Rubinson, who was Revel’s first worker, said drivers were initially drawn to the platform because they didn’t need to deal with the hassle of owning or renting their very own vehicles, purchasing insurance and managing their very own expenses. Drivers also told TechCrunch that filing 1099 tax returns can be frustrating. But now, Rubinson says, Revel is having trouble recruiting drivers to its platform.

“We have to respond to what the industry is telling us,” Rubinson said.

In an email sent to employees that TechCrunch reviewed and Bloomberg As first reported, Keith Williams, vp of ridesharing, said 4 of 5 drivers who piloted the gig employee model would recommend the program.

The issue of flexibility has been at the center of the debate over whether passenger transport drivers should be classified as contract employees or employees. If salaried employees are, in fact, asking to be converted to contractors, Revel’s change could lend credence to Uber and Lyft’s arguments as corporations fight across the country to keep up their current salaried employee models.

“Now there’s really an opportunity to support more rental vehicles in the city,” Rubinson said.

Current drivers employed by Revel will have the choice to remain with the company as independent contractors after September 12, when the change goes into effect. Drivers can join to rent from Revel’s Tesla fleet for $10 an hour, which incorporates liability insurance, vehicle cleansing and maintenance, and a full day of battery charging.
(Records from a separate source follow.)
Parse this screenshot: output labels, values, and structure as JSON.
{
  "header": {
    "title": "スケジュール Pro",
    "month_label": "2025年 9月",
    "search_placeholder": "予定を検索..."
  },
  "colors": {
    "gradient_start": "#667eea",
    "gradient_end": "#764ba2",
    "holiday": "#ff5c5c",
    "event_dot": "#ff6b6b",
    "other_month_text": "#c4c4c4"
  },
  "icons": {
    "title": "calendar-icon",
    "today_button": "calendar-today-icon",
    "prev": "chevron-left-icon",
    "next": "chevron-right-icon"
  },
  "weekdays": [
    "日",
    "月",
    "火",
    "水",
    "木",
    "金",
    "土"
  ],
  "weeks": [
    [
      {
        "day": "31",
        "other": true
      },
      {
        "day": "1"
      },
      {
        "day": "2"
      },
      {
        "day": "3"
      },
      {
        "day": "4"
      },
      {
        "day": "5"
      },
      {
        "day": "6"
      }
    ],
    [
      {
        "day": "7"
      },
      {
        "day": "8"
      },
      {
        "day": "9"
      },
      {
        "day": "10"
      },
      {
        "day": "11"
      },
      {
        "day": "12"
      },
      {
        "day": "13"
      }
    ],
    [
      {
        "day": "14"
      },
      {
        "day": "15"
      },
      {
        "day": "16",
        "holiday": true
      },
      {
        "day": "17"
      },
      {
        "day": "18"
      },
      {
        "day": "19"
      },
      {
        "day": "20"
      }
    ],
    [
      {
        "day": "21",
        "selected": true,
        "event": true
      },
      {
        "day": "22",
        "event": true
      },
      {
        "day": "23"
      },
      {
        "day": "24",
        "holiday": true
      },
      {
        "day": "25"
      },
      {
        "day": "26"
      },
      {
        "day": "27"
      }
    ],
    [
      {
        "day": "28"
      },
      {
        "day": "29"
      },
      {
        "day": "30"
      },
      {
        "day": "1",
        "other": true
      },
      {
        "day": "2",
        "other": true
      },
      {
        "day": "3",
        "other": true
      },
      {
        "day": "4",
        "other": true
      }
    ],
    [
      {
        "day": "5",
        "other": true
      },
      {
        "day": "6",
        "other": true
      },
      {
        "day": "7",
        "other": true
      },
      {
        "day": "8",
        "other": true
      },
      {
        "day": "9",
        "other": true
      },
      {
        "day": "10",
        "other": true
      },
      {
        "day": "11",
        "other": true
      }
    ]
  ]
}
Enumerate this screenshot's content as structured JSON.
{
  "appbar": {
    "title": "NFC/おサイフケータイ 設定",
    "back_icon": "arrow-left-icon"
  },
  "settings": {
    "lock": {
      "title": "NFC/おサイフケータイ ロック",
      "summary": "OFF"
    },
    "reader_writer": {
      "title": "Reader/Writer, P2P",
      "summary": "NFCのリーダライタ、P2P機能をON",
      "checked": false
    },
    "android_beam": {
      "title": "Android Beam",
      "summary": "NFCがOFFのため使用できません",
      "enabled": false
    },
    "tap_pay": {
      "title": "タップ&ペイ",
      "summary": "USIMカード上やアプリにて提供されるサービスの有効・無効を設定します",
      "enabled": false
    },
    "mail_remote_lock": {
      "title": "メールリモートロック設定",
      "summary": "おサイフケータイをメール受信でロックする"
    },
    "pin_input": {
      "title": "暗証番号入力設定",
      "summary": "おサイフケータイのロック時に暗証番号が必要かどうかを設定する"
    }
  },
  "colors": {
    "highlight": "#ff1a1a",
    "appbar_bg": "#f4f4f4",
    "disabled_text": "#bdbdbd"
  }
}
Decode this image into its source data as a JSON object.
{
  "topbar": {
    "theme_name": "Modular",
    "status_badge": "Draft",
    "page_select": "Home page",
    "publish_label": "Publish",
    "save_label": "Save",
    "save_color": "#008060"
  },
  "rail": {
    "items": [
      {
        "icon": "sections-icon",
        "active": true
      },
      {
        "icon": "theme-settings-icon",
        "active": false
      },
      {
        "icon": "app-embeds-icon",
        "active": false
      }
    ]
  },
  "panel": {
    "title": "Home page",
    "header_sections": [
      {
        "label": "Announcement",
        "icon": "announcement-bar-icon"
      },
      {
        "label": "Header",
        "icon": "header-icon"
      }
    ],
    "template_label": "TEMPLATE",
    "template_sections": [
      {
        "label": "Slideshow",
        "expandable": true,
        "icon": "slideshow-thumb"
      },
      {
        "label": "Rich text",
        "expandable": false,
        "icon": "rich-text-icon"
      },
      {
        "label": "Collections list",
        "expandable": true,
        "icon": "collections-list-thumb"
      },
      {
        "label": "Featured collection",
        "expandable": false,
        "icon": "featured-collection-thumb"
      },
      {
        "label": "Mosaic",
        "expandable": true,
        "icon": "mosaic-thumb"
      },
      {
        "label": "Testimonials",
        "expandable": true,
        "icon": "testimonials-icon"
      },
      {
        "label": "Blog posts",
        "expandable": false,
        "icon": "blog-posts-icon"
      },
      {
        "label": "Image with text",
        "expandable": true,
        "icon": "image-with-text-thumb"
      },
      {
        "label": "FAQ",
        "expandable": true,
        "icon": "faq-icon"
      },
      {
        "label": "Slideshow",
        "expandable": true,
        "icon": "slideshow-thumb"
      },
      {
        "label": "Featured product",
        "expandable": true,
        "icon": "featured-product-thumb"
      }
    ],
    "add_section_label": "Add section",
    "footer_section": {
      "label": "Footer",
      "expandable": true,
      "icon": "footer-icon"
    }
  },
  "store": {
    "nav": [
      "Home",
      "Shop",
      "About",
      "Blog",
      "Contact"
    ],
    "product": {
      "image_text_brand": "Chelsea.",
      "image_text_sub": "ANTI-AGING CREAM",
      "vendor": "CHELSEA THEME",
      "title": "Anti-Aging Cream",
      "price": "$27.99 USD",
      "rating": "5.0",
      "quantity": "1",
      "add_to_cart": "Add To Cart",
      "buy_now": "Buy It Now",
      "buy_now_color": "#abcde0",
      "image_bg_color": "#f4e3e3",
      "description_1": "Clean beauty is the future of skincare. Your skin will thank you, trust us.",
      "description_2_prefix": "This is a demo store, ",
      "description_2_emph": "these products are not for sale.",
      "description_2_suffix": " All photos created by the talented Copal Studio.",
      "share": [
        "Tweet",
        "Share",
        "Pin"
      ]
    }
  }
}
In 2025, Revel will make the platform available to drivers who own electric vehicles, providing the startup with a cost-effective option to grow its business and provide a higher service to passengers. Revel has accomplished over 2.5 million trips in its fleet of 550 Teslas, but for such a small fleet, customer wait times have been an issue. Especially in comparison with Uber and Lyft, which the corporations say have a total of over 100,000 drivers in New York.

That said, Rubinson says the passenger transportation portion of Revel’s business recently achieved positive gross margin and was expected to be EBITDA positive by the end of the 12 months.

The increased fleet could also help Revel with its real long-term bet – electric vehicle charging infrastructure. In 2022, Frank Reig, Revel’s CEO, told TechCrunch that greater than 90% of the charging center’s usage comes from Revel’s own transportation fleet. That number has increased to about 50% as electric vehicles have grown in popularity, in accordance with Robert Familiar, senior manager of corporate affairs at Revel.

Revel has three energetic EV charging hubs in New York – two in Brooklyn (Bed Stuy and South Williamsburg) and one in Long Island City, Queens. The startup plans to launch one other hub this summer at Pier 36 in Lower Manhattan, just off FDR Drive, a highway that runs along the East River. Rubinson said Revel also plans to launch three more: one near LaGuardia Airport; one other in Maspeth, Queens, will be the largest facility with 60 plugs; and one other in the Bronx.

In addition to New York, Revel is eyeing San Francisco and Los Angeles.

In total, Revel has raised roughly $214 million since its launch, in accordance with Crunchbase data. TechCrunch reached out to backers BlackRock, Toyota Ventures and Maniv to learn how investors feel about the startup’s latest move, but have not received any past updates.